She had never met a woman from the waking world. Once she asked Carter about it. "Women don't dream large dreams," he had said, dismissively. "It is all babies and housework. Tiny dreams." Men said stupid things all the time, and it was perhaps no surprise that men of the waking world might do so as well, yet she was disappointed in Carter. [loc. 604]Professor Vellitt Boe teaches at the Women's College of Ulthar University. Clarie Jurat, daughter of one of the College's trustees, is one of her best students: when Clarie elopes with her lover -- a dreamer from the waking world -- Vellitt Boe realises that Clarie's disappearance might mean the closure of the College, and so she sets out to find Clarie.
It gradually becomes apparent, though, that Clarie's family is rather more influential than Vellitt could have suspected: much more is at risk than the Women's College. Vellitt, who spent much of her life travelling before settling at the University, embarks on an epic journey through the Dreamlands, and begins to reevaluate the choices that led her to her sedentary life in the College.
Disclaimer: I am not that familiar with Lovecraft, and though the title rang a vague bell I didn't recognise that what it echoed was Lovecraft's The Dream-Quest of Forgotten Kadath. Certainly my unfamiliarity with this source text didn't impede my enjoyment in any way. (Johnson's afterword: "I first read it [The Dream-Quest of Forgotten Kadath] at ten, thrilled and terrified, and uncomfortable with the racism but not yet aware that the total absence of women was also problematic. This story is my adult self returning to a thing I loved as a child and seeing whether I could make adult sense of it." [loc. 1527]) However, reading the Lovecraft story and then rereading The Dream-Quest of Vellitt Boe gave me more insight into the transformative art of Johnson's novella. Instead of a man from 'the waking world' (our own), the protagonist is a native of the Dreamlands; instead of a hero in his prime (Randolph Carter), a middle-aged academic. She accepts some aspects of her world, questions others, and displays a mild contempt for Randolph Carter's sexism.
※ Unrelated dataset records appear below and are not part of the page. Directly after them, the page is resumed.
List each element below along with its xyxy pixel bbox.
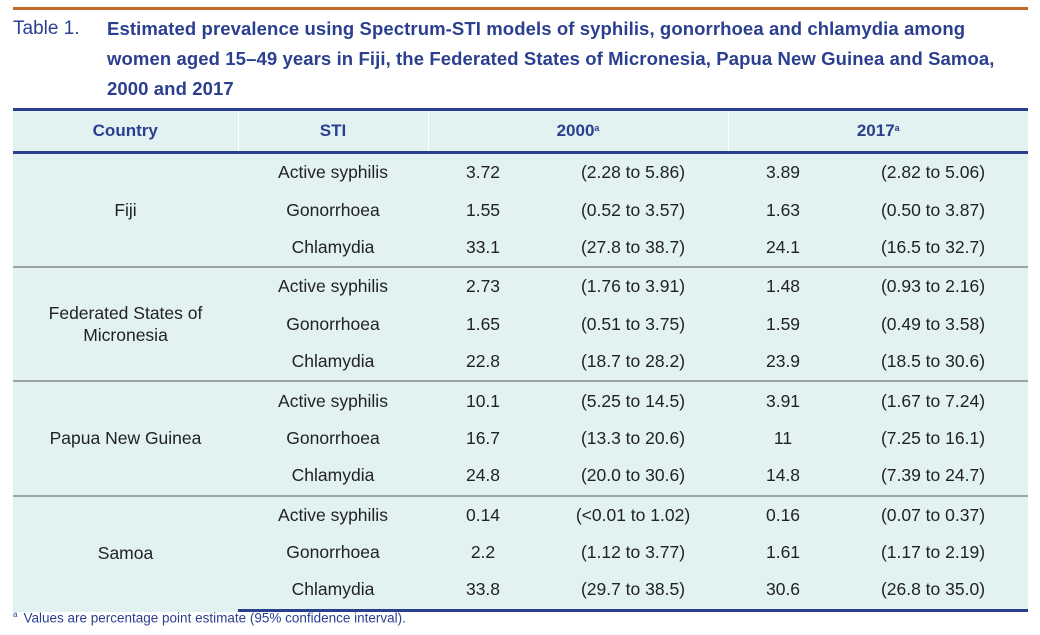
value-2000-cell: 1.55	[465, 199, 501, 220]
header-2000: 2000a	[427, 108, 728, 154]
ci-2017-cell: (1.17 to 2.19)	[880, 542, 986, 563]
sti-cell: Active syphilis	[238, 380, 428, 420]
value-2017-cell: 0.16	[728, 494, 838, 534]
value-2017-cell: 3.91	[728, 380, 838, 420]
ci-2000-cell: (5.25 to 14.5)	[538, 380, 728, 420]
table-row: Gonorrhoea 2.2 (1.12 to 3.77) 1.61 (1.17 to …	[13, 534, 1028, 571]
table-row: Fiji Active syphilis 3.72 (2.28 to 5.86) 3.8…	[13, 153, 1028, 220]
sti-cell: Chlamydia	[291, 351, 375, 372]
ci-2000-cell: (<0.01 to 1.02)	[538, 494, 728, 534]
ci-2017-cell: (18.5 to 30.6)	[880, 351, 986, 372]
sti-cell: Active syphilis	[278, 162, 388, 183]
ci-2017-cell: (16.5 to 32.7)	[880, 236, 986, 257]
footnote: a Values are percentage point estimate (9…	[13, 610, 406, 626]
value-2000-cell: 33.1	[465, 236, 501, 257]
value-2000-cell: 2.2	[470, 542, 496, 563]
sti-cell: Chlamydia	[291, 236, 375, 257]
value-2000-cell: 22.8	[465, 351, 501, 372]
value-2000-cell: 24.8	[465, 465, 501, 486]
header-sti: STI	[237, 108, 428, 154]
value-2017-cell: 24.1	[765, 236, 801, 257]
country-cell: Federated States of Micronesia	[13, 266, 238, 382]
prevalence-table: Country STI 2000a 2017a Fiji Active syphi…	[13, 108, 1028, 612]
country-cell: Fiji	[114, 200, 137, 221]
footnote-marker: a	[894, 123, 900, 133]
header-2017: 2017a	[727, 108, 1028, 154]
header-2000-label: 2000	[556, 121, 595, 140]
header-row: Country STI 2000a 2017a	[13, 108, 1028, 154]
sti-cell: Chlamydia	[238, 571, 428, 612]
value-2000-cell: 10.1	[428, 380, 538, 420]
ci-2000-cell: (13.3 to 20.6)	[580, 427, 686, 448]
ci-2000-cell: (1.12 to 3.77)	[580, 542, 686, 563]
table-row: Gonorrhoea 16.7 (13.3 to 20.6) 11 (7.25 to 1…	[13, 420, 1028, 457]
header-country: Country	[13, 108, 238, 154]
value-2017-cell: 1.59	[765, 313, 801, 334]
table-row: Chlamydia 33.8 (29.7 to 38.5) 30.6 (26.8 to …	[13, 571, 1028, 612]
ci-2000-cell: (20.0 to 30.6)	[580, 465, 686, 486]
caption-label: Table 1.	[13, 18, 80, 39]
sti-cell: Gonorrhoea	[286, 542, 380, 563]
value-2000-cell: 0.14	[428, 494, 538, 534]
sti-cell: Active syphilis	[238, 494, 428, 534]
sti-cell: Gonorrhoea	[286, 313, 380, 334]
table-caption: Table 1. Estimated prevalence using Spec…	[13, 14, 1033, 104]
footnote-marker: a	[13, 610, 18, 619]
ci-2000-cell: (18.7 to 28.2)	[580, 351, 686, 372]
ci-2017-cell: (0.50 to 3.87)	[880, 199, 986, 220]
ci-2000-cell: (2.28 to 5.86)	[580, 162, 686, 183]
ci-2017-cell: (1.67 to 7.24)	[838, 380, 1028, 420]
footnote-text: Values are percentage point estimate (95…	[23, 610, 406, 626]
sti-cell: Chlamydia	[291, 465, 375, 486]
sti-cell: Gonorrhoea	[286, 199, 380, 220]
value-2017-cell: 30.6	[728, 571, 838, 612]
value-2000-cell: 16.7	[465, 427, 501, 448]
ci-2017-cell: (7.39 to 24.7)	[880, 465, 986, 486]
table-row: Chlamydia 22.8 (18.7 to 28.2) 23.9 (18.5 to …	[13, 343, 1028, 381]
caption-title: Estimated prevalence using Spectrum-STI …	[107, 18, 995, 99]
value-2000-cell: 3.72	[465, 162, 501, 183]
table-row: Papua New Guinea Active syphilis 10.1 (5.25…	[13, 380, 1028, 496]
value-2017-cell: 1.61	[765, 542, 801, 563]
sti-cell: Gonorrhoea	[286, 427, 380, 448]
header-2017-label: 2017	[856, 121, 895, 140]
ci-2017-cell: (2.82 to 5.06)	[880, 162, 986, 183]
value-2017-cell: 3.89	[765, 162, 801, 183]
ci-2000-cell: (29.7 to 38.5)	[538, 571, 728, 612]
ci-2017-cell: (0.07 to 0.37)	[838, 494, 1028, 534]
country-cell: Papua New Guinea	[13, 380, 238, 496]
ci-2000-cell: (27.8 to 38.7)	[580, 236, 686, 257]
value-2000-cell: 2.73	[428, 266, 538, 306]
value-2017-cell: 14.8	[765, 465, 801, 486]
value-2017-cell: 1.63	[765, 199, 801, 220]
top-accent-rule	[13, 7, 1028, 10]
value-2000-cell: 33.8	[428, 571, 538, 612]
ci-2000-cell: (0.52 to 3.57)	[580, 199, 686, 220]
ci-2017-cell: (26.8 to 35.0)	[838, 571, 1028, 612]
table-row: Samoa Active syphilis 0.14 (<0.01 to 1.02) 0…	[13, 494, 1028, 611]
table-row: Gonorrhoea 1.55 (0.52 to 3.57) 1.63 (0.50 to…	[13, 191, 1028, 228]
value-2017-cell: 23.9	[765, 351, 801, 372]
table-row: Chlamydia 24.8 (20.0 to 30.6) 14.8 (7.39 to …	[13, 457, 1028, 495]
ci-2000-cell: (1.76 to 3.91)	[538, 266, 728, 306]
value-2017-cell: 1.48	[728, 266, 838, 306]
ci-2017-cell: (0.93 to 2.16)	[838, 266, 1028, 306]
ci-2017-cell: (0.49 to 3.58)	[880, 313, 986, 334]
ci-2017-cell: (7.25 to 16.1)	[880, 427, 986, 448]
table-row: Chlamydia 33.1 (27.8 to 38.7) 24.1 (16.5 to …	[13, 229, 1028, 267]
table-row: Federated States of Micronesia Active syp…	[13, 266, 1028, 382]
sti-cell: Active syphilis	[238, 266, 428, 306]
value-2017-cell: 11	[773, 427, 793, 448]
table-row: Gonorrhoea 1.65 (0.51 to 3.75) 1.59 (0.49 to…	[13, 306, 1028, 343]
ci-2000-cell: (0.51 to 3.75)	[580, 313, 686, 334]
value-2000-cell: 1.65	[465, 313, 501, 334]
country-cell: Samoa	[13, 494, 238, 611]
footnote-marker: a	[594, 123, 600, 133]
There is a joyfulness to this novella: Vellitt Boe is open-minded, aware of the dangers of her world (ravenous ghouls, mad gods, shifting geographies, terrors in the deep) yet still able to appreciate its beauty and strangeness, and very ready to embark upon new journeys. I finished reading with a huge smile on my face, for Vellitt and Clarie and for Kij Johnson's reimagining of Lovecraft's original.